Pokoknya malam ini aku benar-benar jengkel. Mama terus saja membela Kak Adit dan tidak mendengarkan omonganku. Aku sebel, Mama selalu menganggap omonganku salah. Tak selamanya kan omongan anak kecil sepertiku itu salah? Ada kalanya orang dewasa itu mendengarkan omongan orang yang lebih kecil. Padahal apa yang aku katakan demi keadilan. Lebih tepatnya keadilan dari Mama.

Mama mengetuk pintu kamarku. Membujukku agar aku mau membukakan pintu untuknya. Dengan perasaan jengkel aku membuka pintu kamarku dan kembali duduk di kasur. Mama menghampiriku.
“Di, kamu gak boleh punya fikiran seperti itu,” Mama membuka percakapan.
“Mama itu tidak pernah membedakan kalian,” tambahnya.
“Mama selalu berusaha untuk adil kepada kedua anak Mama,” tambahnya lagi karena aku masih saja diam.
“Selalu berusaha adil gimana? Nyatanya aku dan Kak Adit selalu beda. Coba Mama jawab kenapa uang saku yang diterima ku lebih sedikit dari pada yang diterima Kak Adit?”
“Ya karena kakakmu sudah SMA dan kamu masih SMP, tentu kebutuhanmu berbeda dengannya”.
“Nah apakah itu yang dinamakan adil?”
Sungguh aku sangat kesal. Dalam keadaan aku ngambek saja Mama masih membela Kak Adit. Nanti saat aku SMA memang aku akan mendapatkan seperti Kak Adit, tapi Kak Adit akan mendapatkan lebih dari yang aku dapatkan. Dan Mama pasti akan bilang Kak Adit mempunyai kebutuhan yang lebih banyak dibandingkan aku karena dia sudah menjadi mahasiswa. Tetap saja aku dan Kak Adit itu tak akan sama.
Saat ku kecil dahulu, aku masih menggunakan sepeda roda 3 sedangkan Kak Adit sudah boleh menggunakan sepeda roda 2 yang aku selalu dilarang untuk menaikinya. Saat aku sudah boleh menggunakan sepeda roda 2 Kak Adit boleh mengendarai motor. Aku selalu dilarang keras oleh Mama dan Papa. Sampai kapanpun aku takkan pernah sama dengan Kak Adit.

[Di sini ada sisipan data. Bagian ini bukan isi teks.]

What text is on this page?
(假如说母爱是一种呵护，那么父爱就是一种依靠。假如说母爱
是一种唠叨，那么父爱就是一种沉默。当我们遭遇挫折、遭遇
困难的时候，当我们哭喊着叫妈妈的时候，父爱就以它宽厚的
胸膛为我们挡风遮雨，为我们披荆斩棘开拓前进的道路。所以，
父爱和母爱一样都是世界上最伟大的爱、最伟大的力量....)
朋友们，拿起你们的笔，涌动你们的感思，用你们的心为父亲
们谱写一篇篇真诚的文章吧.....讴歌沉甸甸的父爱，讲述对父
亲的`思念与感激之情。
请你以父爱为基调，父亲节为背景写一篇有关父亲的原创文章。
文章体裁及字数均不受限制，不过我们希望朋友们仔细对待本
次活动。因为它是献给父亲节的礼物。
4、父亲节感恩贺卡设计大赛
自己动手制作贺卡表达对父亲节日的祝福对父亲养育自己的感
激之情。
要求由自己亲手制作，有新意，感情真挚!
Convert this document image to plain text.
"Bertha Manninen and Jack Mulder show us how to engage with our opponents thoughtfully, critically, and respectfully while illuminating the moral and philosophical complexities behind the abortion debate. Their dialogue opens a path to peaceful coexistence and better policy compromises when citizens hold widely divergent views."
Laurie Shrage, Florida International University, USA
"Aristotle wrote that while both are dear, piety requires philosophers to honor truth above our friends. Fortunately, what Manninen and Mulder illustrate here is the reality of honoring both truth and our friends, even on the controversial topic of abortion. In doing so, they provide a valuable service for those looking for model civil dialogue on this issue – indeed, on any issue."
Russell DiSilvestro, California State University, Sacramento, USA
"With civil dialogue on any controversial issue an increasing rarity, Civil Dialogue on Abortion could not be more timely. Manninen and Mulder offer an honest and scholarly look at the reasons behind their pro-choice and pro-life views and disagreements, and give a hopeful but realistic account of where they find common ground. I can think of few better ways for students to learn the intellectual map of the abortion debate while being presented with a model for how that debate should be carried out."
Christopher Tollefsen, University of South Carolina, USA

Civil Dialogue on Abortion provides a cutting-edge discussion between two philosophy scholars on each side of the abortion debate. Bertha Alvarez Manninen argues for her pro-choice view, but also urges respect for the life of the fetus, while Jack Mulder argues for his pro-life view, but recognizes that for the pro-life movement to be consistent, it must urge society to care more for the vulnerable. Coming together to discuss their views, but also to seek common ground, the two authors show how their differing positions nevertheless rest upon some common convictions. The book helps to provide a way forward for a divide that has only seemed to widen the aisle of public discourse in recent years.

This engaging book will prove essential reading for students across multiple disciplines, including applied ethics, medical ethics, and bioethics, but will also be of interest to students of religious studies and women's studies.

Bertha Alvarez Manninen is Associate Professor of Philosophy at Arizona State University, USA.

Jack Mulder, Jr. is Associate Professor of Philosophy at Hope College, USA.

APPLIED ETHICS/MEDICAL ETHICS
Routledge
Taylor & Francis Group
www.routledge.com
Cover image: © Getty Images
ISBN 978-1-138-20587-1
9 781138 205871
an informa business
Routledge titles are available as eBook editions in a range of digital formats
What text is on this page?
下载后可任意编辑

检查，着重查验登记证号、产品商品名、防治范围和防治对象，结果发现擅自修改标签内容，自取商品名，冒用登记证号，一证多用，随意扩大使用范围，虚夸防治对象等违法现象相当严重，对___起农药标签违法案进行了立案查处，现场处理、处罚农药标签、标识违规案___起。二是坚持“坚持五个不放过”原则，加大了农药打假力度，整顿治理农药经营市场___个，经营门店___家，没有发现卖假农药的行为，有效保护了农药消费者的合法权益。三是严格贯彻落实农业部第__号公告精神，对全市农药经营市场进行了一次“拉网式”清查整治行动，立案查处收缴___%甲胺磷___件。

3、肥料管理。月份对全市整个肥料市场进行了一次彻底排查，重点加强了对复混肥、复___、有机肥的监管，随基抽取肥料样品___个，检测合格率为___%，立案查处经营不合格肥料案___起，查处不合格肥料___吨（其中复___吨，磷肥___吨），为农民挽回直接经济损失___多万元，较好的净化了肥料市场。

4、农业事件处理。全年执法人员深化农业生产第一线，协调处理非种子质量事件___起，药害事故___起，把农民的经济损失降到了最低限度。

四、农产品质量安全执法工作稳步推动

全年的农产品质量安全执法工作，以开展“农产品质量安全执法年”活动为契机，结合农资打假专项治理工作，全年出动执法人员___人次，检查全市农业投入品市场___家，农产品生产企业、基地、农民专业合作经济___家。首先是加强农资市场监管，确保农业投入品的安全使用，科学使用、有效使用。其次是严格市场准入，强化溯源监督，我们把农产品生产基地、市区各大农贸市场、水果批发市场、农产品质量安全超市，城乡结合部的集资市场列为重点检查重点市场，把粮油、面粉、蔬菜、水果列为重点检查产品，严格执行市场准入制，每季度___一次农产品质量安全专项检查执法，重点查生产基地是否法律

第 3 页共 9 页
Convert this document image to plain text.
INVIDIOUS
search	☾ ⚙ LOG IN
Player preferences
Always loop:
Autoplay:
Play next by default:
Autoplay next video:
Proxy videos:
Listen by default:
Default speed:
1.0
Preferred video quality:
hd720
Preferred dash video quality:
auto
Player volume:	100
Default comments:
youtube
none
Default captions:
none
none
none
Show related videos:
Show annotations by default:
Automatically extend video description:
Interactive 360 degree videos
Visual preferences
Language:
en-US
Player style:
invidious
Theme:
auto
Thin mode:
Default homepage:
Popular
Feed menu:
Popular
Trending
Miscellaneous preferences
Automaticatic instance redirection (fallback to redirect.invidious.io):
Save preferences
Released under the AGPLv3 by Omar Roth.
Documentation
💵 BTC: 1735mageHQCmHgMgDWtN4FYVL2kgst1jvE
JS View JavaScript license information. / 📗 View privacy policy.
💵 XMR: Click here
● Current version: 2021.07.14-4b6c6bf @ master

Mama diam dan menghela nafas panjang. Aku menatapnya sedih. Sesungguhnya hati kecilku tak ingin melihat Mama seperti ini. Sampai kapan aku dan Kak Adit begini terus? Yang aku inginkan hanyalah aku dan Kak Adit itu sama.
“Tak sama itu bukan berarti tak adil,” Mama tersenyum.
“Oh jadi selama ini kamu selalu ngajak berantem Kakak karena kamu cemburu?” kata Kak Adit yang sedari tadi mendengarkan percakapanku dari balik pintu.
“Apaan sih Kak? Siapa juga yang cemburu,” kataku ngeles.
“Eh loe pikir gue gak denger percakapanmu sama Mama?” kata Kak Adit.
“Sudah, sudah. Kalian itu gak ada bosennya bertengkar terus,” Mama menengahi.
“Maaf Ma,” kataku dan Kak Adit secara tidak langsung bersamaan.
“Tuh secara spontan kalian bisa kompak,” ledek Mama.
“Upss… nyesel deh.” Kak Adit monyong dan langsung menutupi mulutnya dengan sebelah tangan.
“Mama ingin menjelaskan sesuatu tentang masalah adil, supaya tidak akan ada yang salah paham lagi, oke. Terutama kamu Andi,” ucap mama sambil menunjuk hidung Andi.
Tak ada satu pun dari kami yang menjawab. Sepi, hening, tak ada suara. Hanya terdapat dua pasang tatapan penasaran yang merespon perkataan Mama tadi. Ya seharusnya Kak Adit tidak perlu penasaran. Dia kan sudah dewasa. Pasti dia sudah mengerti makna adil secara utuh. Berbeda dengan aku yang baru menginjak masa remaja.

Mama mulai menjelaskan kepada kami. Kami memperhatikan dengan seksama. Mungkin kurang dari sepuluh menit Mama menjelaskan tentang adil. Dan kini aku mengerti makna adil yang sesungguhnya. Yang namanya adil itu bukan hanya dilihat dari jumlahnya. Contohnya pada uang sakuku pasti berbeda dengan Kak Adit, itu karena kebutuhan kami berbeda. Jadi, kesimpulannya adil adalah menempatkan segala sesuatu pada tempatnya.

Akhirnya sejak malam itu aku dan Kak Adit lebih akrab. Memang sih rumah terasa lebih sepi. Tak ada lagi pertengkaran yang terjadi. Tak ada lagi kicauan-kicauan tidak penting yang terdengar di rumah ini. Kini aku sadar ternyata kecemburuan dapat merusak persaudaraan. Dan dengan kekompakan semua akan terasa lebih indah.

ADVERTISEMENT

Cerpen Karangan: Eriska Fazri
Facebook: Eriska Fazri
Nama saya Eriska Fazri, lahir di kota Cirebon tanggal 9 September 1996. Saya bersekolah di SMA Negeri 1 Lemahabang.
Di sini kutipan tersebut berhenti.